The former chair of the Winnipeg police board says he’s surprised and disappointed with the way Mayor Brian Bowman handled the board’s request for his removal last week.

North Kildonan councillor resigned as chair of police board last week following comments in December

Coun. Jeff Browaty says he felt like he had no choice but to resign from his position as chair of the police board after a letter from the board requesting his removal went public last week. (Jeff Stapleton/CBC)

The former chair of the Winnipeg police board says he's surprised and disappointed with the way Mayor Brian Bowman handled the board's request for his removal last week.

Coun. Jeff Browaty was out of town when the board's recommendation to remove him was made public last week, in the form of a letter addressed to Bowman.

On Wednesday, Browaty said he felt like he "didn't have an option" except to resign after the letter was released on Feb. 7.

"I was disappointed that the mayor's office felt that that statement had to be released publicly immediately," Browaty said.

"I felt he had an opportunity to receive the recommendation, speak to me and consider it, but again, the mayor's instructions to the police board was to release it publicly."

Browaty says the letter would likely have gone public eventually, but he thought that should have happened after he had a chance to speak to Bowman face-to-face.

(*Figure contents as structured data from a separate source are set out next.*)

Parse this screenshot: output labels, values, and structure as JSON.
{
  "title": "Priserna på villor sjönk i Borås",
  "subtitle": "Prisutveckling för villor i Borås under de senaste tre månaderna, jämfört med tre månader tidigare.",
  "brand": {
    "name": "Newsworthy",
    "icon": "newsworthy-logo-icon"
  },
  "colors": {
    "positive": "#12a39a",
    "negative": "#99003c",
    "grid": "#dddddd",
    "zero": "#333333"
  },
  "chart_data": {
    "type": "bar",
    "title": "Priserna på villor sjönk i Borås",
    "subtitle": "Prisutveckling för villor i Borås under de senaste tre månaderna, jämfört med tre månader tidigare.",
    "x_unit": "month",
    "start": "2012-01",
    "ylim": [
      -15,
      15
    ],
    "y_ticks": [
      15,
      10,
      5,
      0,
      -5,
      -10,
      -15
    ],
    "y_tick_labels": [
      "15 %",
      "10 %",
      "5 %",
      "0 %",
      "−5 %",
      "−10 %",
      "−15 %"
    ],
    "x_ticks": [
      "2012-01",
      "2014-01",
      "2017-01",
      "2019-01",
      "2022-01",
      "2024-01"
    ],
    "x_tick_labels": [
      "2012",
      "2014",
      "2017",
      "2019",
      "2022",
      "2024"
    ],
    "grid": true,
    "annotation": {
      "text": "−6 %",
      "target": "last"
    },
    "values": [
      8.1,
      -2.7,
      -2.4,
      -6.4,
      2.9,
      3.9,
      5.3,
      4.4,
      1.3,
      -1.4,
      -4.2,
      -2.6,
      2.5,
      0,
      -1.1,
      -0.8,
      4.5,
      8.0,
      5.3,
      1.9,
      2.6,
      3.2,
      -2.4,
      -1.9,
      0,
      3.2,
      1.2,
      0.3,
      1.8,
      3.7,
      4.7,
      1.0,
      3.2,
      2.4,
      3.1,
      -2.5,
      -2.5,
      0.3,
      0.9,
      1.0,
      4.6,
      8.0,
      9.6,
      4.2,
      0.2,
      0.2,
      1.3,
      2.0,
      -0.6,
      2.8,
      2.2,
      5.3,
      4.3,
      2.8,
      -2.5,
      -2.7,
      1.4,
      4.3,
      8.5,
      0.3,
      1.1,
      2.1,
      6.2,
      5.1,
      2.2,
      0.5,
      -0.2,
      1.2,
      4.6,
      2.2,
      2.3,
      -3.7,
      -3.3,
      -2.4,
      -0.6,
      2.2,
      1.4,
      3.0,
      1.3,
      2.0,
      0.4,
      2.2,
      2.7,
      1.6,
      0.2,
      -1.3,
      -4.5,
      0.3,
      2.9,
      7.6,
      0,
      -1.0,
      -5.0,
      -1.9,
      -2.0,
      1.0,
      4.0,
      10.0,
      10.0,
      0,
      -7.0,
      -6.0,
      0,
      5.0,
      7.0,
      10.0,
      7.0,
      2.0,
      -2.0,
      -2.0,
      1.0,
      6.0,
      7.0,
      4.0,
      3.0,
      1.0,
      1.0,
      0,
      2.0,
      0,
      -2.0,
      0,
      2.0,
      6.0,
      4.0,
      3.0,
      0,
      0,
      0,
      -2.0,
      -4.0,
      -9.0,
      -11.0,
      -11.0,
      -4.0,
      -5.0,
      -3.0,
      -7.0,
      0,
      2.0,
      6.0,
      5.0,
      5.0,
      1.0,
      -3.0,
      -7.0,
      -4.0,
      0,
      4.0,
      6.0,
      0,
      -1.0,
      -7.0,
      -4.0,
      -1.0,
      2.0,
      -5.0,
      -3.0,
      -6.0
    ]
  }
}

Bowman told reporters Wednesday the decision to make the letter public ultimately fell to the board itself, but he requested the board be transparent about concerns surrounding Browaty after members met with him privately in December.

"I asked them, if they were speaking for the board, that the board should speak and should raise their concerns in public, and be publicly accountable for their requests to me," Bowman said.

Comments prompted call for removal

The request followed comments Browaty made on the floor of city council in December, criticizing the cost of the city's plan to mandate a half-day training session on the legacy of residential schools for all city employees.

The sessions were announced last year as part of the city's efforts to implement the 94 recommendations of the national Truth and Reconciliation Commission.

Browaty made the comments on Dec. 14, but quickly recanted and apologized later that day.

The police board requested Browaty's removal after a recommendation from the Indigenous Council on Policing and Crime Prevention, which advises the board.

Last week, Bowman said he will now turn his attention to finding Browaty's replacement on the board.